Scratchpad: Lookbehinds via reverse matching

Swift Scratchpad

Created:

A month or two ago I discovered that Swift’s fancy new regex builder and regex literals didn’t support lookbehinds, a feature I wanted for a project I’m working on. I decided to see what it would take to implement it myself and slowly worked my way to a (sort-of) (mostly) working initial implementation. Michael Ilseman (one of the original authors of the Swift 5. 7 regex work) has been kindly giving me pointers that were essential for getting as far as I have. In his eyes, the core concept behind lookbehinds, is reverse matching. This is the focus of this scratchpad.

What exactly is reverse matching?

Michael messaged me this example:

For example, forwards match of (.*)(.*)z against "abcdefgz" would produce the capture groups of ("abcdefg", ""). A reverse-match of that input would produce the capture groups of ("", "abcdefg").

My initial thought is that this means reverse matching is just the equivalent of reversing the regex and running it from the end of the input to the start.

This is what the forwards match looks like in Swift:

let expr = #/(.*)(.*)z/#
let input = "abcdefgzfac" // Added some extra characters to make it more clear what match!.output.0 was

let match = input.firstMatch(of: expr)
print(match!.output.0) // Full match: "abcdefgz"
print(match!.output.1) // Group 1:    "abcdefg"
print(match!.output.2) // Group 2:    ""

Obviously reverse-matching doesn’t exist yet in Swift but I thought I could simulate it by reversing the regex and applying it to the reversed input:

let expr = #/z(.*)(.*)/#
let input = "cafzgfedcba"

let match = input.firstMatch(of: expr)
print(match!.output.0) // Full match: "zgfedcba"
print(match!.output.1) // Group 1:    "gfedcba" <-- This should be ""
print(match!.output.2) // Group 2:    ""        <-- This should be "gfedcba"

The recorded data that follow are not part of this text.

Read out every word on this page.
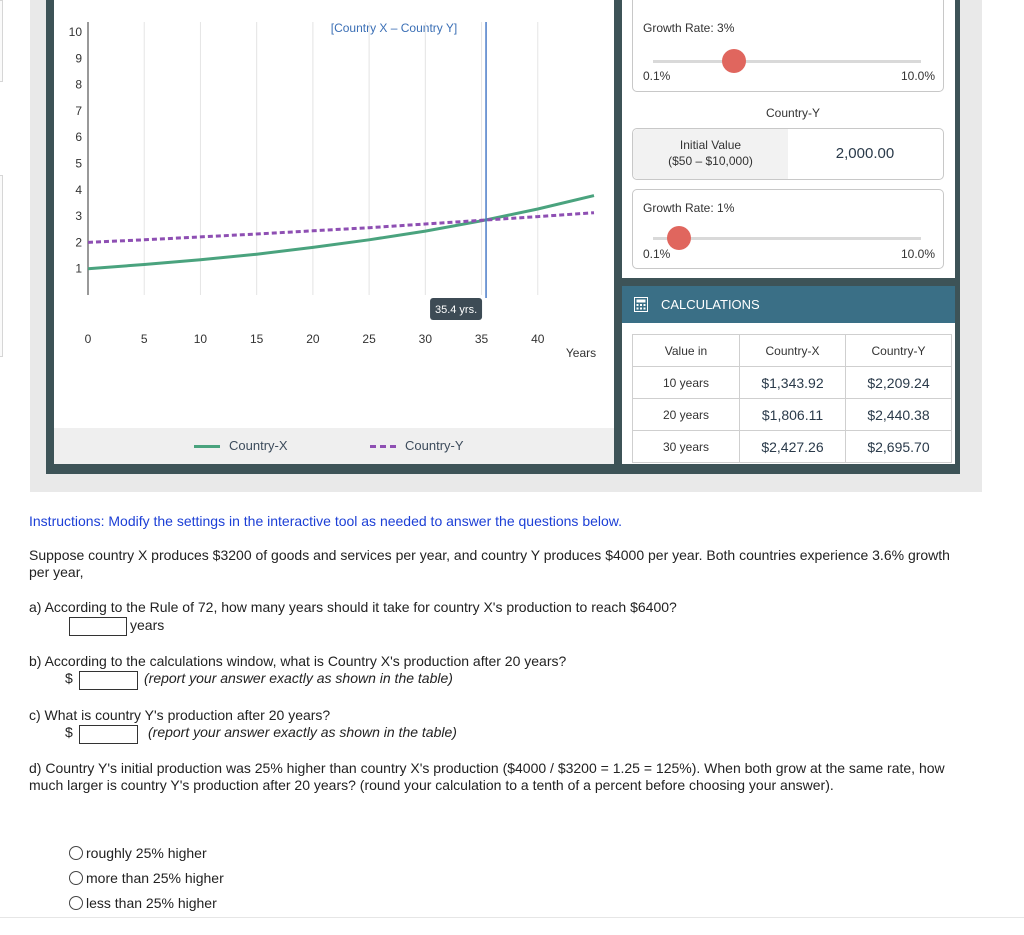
[Country X – Country Y]
0	5	10	15	20	25	30	35	40
1
2
3
4
5
6
7
8
9
10
35.4 yrs.
Years
Country-X	Country-Y
Growth Rate: 3%
0.1%	10.0%
Country-Y
Initial Value
($50 – $10,000)	2,000.00
Growth Rate: 1%
0.1%	10.0%
CALCULATIONS
Value in	Country-X	Country-Y
10 years	$1,343.92	$2,209.24
20 years	$1,806.11	$2,440.38
30 years	$2,427.26	$2,695.70
Instructions: Modify the settings in the interactive tool as needed to answer the questions below.
Suppose country X produces $3200 of goods and services per year, and country Y produces $4000 per year. Both countries experience 3.6% growth per year,
a) According to the Rule of 72, how many years should it take for country X's production to reach $6400?
years
b) According to the calculations window, what is Country X's production after 20 years?
$	(report your answer exactly as shown in the table)
c) What is country Y's production after 20 years?
$	(report your answer exactly as shown in the table)
d) Country Y's initial production was 25% higher than country X's production ($4000 / $3200 = 1.25 = 125%). When both grow at the same rate, how much larger is country Y's production after 20 years? (round your calculation to a tenth of a percent before choosing your answer).
roughly 25% higher
more than 25% higher
less than 25% higher
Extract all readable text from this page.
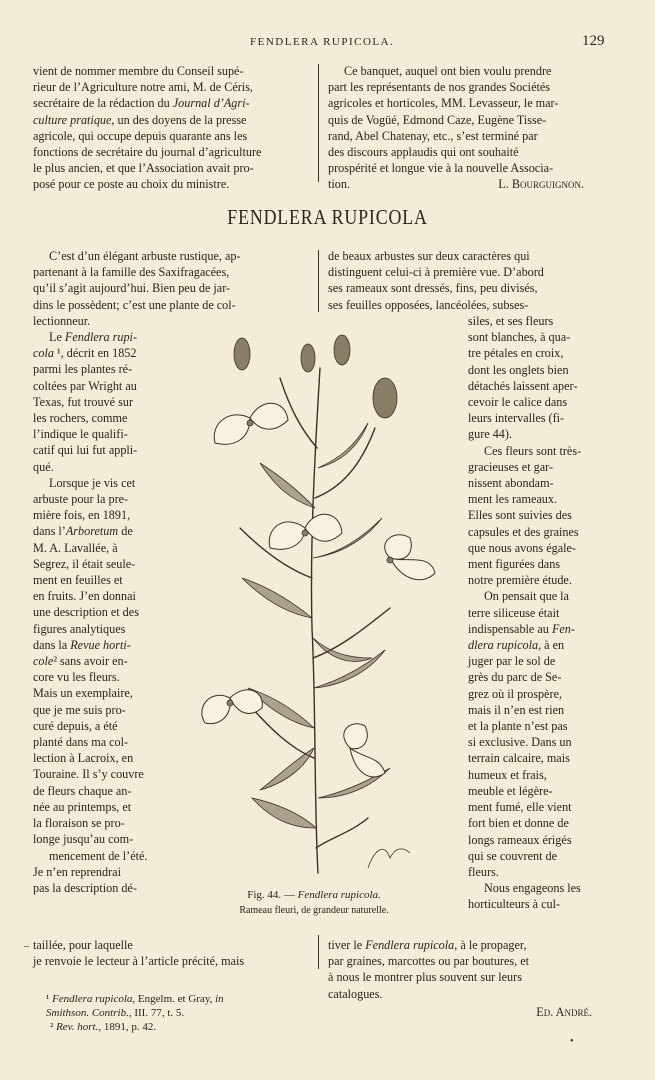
FENDLERA RUPICOLA.	129
vient de nommer membre du Conseil supé-
rieur de l’Agriculture notre ami, M. de Céris,
secrétaire de la rédaction du Journal d’Agri-
culture pratique, un des doyens de la presse
agricole, qui occupe depuis quarante ans les
fonctions de secrétaire du journal d’agriculture
le plus ancien, et que l’Association avait pro-
posé pour ce poste au choix du ministre.
Ce banquet, auquel ont bien voulu prendre
part les représentants de nos grandes Sociétés
agricoles et horticoles, MM. Levasseur, le mar-
quis de Vogüé, Edmond Caze, Eugène Tisse-
rand, Abel Chatenay, etc., s’est terminé par
des discours applaudis qui ont souhaité
prospérité et longue vie à la nouvelle Associa-
tion.	L. Bourguignon.
FENDLERA RUPICOLA
C’est d’un élégant arbuste rustique, ap-
partenant à la famille des Saxifragacées,
qu’il s’agit aujourd’hui. Bien peu de jar-
dins le possèdent; c’est une plante de col-
lectionneur.
Le Fendlera rupi-
cola ¹, décrit en 1852
parmi les plantes ré-
coltées par Wright au
Texas, fut trouvé sur
les rochers, comme
l’indique le qualifi-
catif qui lui fut appli-
qué.
Lorsque je vis cet
arbuste pour la pre-
mière fois, en 1891,
dans l’Arboretum de
M. A. Lavallée, à
Segrez, il était seule-
ment en feuilles et
en fruits. J’en donnai
une description et des
figures analytiques
dans la Revue horti-
cole² sans avoir en-
core vu les fleurs.
Mais un exemplaire,
que je me suis pro-
curé depuis, a été
planté dans ma col-
lection à Lacroix, en
Touraine. Il s’y couvre
de fleurs chaque an-
née au printemps, et
la floraison se pro-
longe jusqu’au com-
mencement de l’été.
Je n’en reprendrai
pas la description dé-
taillée, pour laquelle
je renvoie le lecteur à l’article précité, mais
–
de beaux arbustes sur deux caractères qui
distinguent celui-ci à première vue. D’abord
ses rameaux sont dressés, fins, peu divisés,
ses feuilles opposées, lancéolées, subses-
siles, et ses fleurs
sont blanches, à qua-
tre pétales en croix,
dont les onglets bien
détachés laissent aper-
cevoir le calice dans
leurs intervalles (fi-
gure 44).
Ces fleurs sont très-
gracieuses et gar-
nissent abondam-
ment les rameaux.
Elles sont suivies des
capsules et des graines
que nous avons égale-
ment figurées dans
notre première étude.
On pensait que la
terre siliceuse était
indispensable au Fen-
dlera rupicola, à en
juger par le sol de
grès du parc de Se-
grez où il prospère,
mais il n’en est rien
et la plante n’est pas
si exclusive. Dans un
terrain calcaire, mais
humeux et frais,
meuble et légère-
ment fumé, elle vient
fort bien et donne de
longs rameaux érigés
qui se couvrent de
fleurs.
Nous engageons les
horticulteurs à cul-
tiver le Fendlera rupicola, à le propager,
par graines, marcottes ou par boutures, et
à nous le montrer plus souvent sur leurs
catalogues.
Ed. André.
Fig. 44. — Fendlera rupicola.
Rameau fleuri, de grandeur naturelle.

¹ Fendlera rupicola, Engelm. et Gray, in

Smithson. Contrib., III. 77, t. 5.

² Rev. hort., 1891, p. 42.

•
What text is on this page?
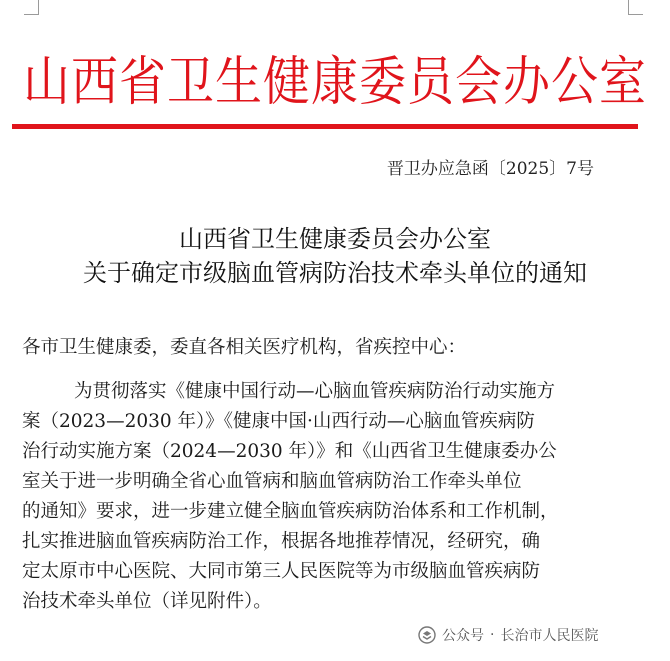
山西省卫生健康委员会办公室
晋卫办应急函〔2025〕7号
山西省卫生健康委员会办公室
关于确定市级脑血管病防治技术牵头单位的通知
各市卫生健康委，委直各相关医疗机构，省疾控中心：
为贯彻落实《健康中国行动—心脑血管疾病防治行动实施方
案（2023—2030 年）》《健康中国·山西行动—心脑血管疾病防
治行动实施方案（2024—2030 年）》和《山西省卫生健康委办公
室关于进一步明确全省心血管病和脑血管病防治工作牵头单位
的通知》要求，进一步建立健全脑血管疾病防治体系和工作机制，
扎实推进脑血管疾病防治工作，根据各地推荐情况，经研究，确
定太原市中心医院、大同市第三人民医院等为市级脑血管疾病防
治技术牵头单位（详见附件）。
公众号 · 长治市人民医院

Unfortunately that didn’t quite work as in Michael’s example but I might just need to reverse the capture group order? This seems a bit strange but I suppose it makes some sense since we reversed the expression and the input so to get back into forwards-land we need to reverse the output of the reversed match. Thinking backwards hurts my brain and something about flipping the output seems weird so I decided to reach out to Michael for some clarification.